Automatischer Autofokus und Weißabgleich

Wenn Sie hohen Wert auf makellose Bilder legen, sollten Sie beim Kauf einer Unterwasserkamera auf einen integrierten Autofokus sowie auf einen automatischen Weißabgleich achten. Der automatische Autofokus stellt automatisch ein anvisiertes Objekt scharf, was sich natürlich vor allem bei Fischen und anderen Meeresbewohnern als vorteilhaft erweist. Der automatische Weißabgleich sorgt hingegen für ein automatisches Angleichen der Farben, was bei den ständig wechselnden Lichtverhältnissen unter Wasser extrem wichtig ist. Das Ergebnis beider Komponenten in Kombination sind scharfe Fotos mit deutlich weniger Farbstichen und perfekten Farben.

Fazit:

Unterwasserkameras sind eine gute Investition, um im Urlaub wunderschöne Aufnahmen unter Wasser zu machen. Damit Sie möglichst viel Freude an Ihrer neuen Kamera haben, sollte diese eine ausreichende Wasserdichtigkeit aufweisen und mit mindestens 10 Megapixel auflösen – zudem sollte die Kamera über eine Videofunktion, einen Bildstabilisator und einen optischen Zoom, sowie über einen automatischen Autofokus und einen Weißabgleich verfügen.

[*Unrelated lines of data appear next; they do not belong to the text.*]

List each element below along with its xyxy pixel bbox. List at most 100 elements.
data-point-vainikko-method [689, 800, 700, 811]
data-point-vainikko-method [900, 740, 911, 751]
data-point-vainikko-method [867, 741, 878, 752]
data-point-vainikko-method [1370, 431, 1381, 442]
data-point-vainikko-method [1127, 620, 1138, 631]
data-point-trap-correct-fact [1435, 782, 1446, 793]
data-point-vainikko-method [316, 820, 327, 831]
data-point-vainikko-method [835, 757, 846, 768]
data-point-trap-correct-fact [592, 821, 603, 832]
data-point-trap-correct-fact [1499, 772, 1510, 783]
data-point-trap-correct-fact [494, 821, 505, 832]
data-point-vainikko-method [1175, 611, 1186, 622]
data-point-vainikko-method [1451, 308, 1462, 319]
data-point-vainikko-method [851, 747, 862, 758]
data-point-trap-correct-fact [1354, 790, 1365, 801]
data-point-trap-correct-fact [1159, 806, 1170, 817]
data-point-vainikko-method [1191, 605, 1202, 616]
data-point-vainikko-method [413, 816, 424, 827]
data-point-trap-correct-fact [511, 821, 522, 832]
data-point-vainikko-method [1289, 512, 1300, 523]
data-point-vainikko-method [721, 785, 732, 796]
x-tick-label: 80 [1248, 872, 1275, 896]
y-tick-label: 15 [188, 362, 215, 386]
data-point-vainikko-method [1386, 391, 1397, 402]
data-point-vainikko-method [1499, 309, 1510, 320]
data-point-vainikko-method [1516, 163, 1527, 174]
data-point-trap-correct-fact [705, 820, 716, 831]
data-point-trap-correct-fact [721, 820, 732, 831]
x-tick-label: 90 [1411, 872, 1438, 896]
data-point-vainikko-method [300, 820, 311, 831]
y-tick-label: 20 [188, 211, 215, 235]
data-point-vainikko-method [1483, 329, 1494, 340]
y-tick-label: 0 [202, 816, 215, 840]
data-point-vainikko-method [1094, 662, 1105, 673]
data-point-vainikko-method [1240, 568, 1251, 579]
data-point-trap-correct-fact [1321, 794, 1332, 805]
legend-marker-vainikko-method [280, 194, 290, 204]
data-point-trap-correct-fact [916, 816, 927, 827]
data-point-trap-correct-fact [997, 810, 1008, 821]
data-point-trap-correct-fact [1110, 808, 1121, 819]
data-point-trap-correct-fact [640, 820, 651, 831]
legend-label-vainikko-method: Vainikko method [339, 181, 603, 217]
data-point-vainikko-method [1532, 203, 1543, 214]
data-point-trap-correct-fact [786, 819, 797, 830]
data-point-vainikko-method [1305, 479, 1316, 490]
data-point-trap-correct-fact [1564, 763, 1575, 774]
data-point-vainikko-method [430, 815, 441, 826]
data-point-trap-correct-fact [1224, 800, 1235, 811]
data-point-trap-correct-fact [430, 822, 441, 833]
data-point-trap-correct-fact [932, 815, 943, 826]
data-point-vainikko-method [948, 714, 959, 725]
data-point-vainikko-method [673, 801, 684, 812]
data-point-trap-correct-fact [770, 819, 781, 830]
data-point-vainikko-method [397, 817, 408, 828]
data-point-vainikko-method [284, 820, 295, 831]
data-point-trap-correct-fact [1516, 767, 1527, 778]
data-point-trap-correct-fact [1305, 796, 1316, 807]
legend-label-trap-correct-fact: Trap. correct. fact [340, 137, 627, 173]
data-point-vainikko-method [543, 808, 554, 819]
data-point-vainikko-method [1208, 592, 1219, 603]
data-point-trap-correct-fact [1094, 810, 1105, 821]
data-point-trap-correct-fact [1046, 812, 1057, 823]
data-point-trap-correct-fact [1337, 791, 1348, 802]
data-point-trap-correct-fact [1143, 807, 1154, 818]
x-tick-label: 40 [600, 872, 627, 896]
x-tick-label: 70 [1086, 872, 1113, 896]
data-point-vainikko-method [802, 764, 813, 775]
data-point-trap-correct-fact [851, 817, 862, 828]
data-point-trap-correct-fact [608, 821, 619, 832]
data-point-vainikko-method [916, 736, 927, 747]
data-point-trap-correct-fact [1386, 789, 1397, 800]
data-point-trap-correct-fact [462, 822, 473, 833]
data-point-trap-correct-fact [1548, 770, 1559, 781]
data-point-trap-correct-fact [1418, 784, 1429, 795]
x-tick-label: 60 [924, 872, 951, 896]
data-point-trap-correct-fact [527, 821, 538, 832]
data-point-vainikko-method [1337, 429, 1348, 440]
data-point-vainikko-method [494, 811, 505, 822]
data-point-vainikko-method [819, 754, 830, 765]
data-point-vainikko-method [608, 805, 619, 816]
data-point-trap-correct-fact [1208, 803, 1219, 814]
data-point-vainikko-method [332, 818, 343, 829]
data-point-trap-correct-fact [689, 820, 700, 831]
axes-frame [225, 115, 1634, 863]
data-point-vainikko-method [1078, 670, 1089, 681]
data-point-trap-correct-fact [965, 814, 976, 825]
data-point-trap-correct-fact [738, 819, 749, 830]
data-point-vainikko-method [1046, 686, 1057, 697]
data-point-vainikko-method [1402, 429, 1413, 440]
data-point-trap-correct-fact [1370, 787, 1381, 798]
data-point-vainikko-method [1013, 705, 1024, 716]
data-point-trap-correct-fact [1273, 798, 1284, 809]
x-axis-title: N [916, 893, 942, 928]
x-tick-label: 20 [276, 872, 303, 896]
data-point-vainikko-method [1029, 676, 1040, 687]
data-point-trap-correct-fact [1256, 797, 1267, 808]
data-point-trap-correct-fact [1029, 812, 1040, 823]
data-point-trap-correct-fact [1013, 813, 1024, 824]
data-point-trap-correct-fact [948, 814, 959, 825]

Zum Schluss noch ein kleiner Tipp:

Achten Sie darauf, ob Ihre Unterwasserkamera eine Handschlaufe mit sich bringt oder zumindest die Anbringung einer solchen ermöglicht. So haben Sie die Kamera während eines Tauchausflugs stets sicher bei sich und müssen keine Angst haben, dass diese versehentlich Bekanntschaft mit dem Meeresboden macht.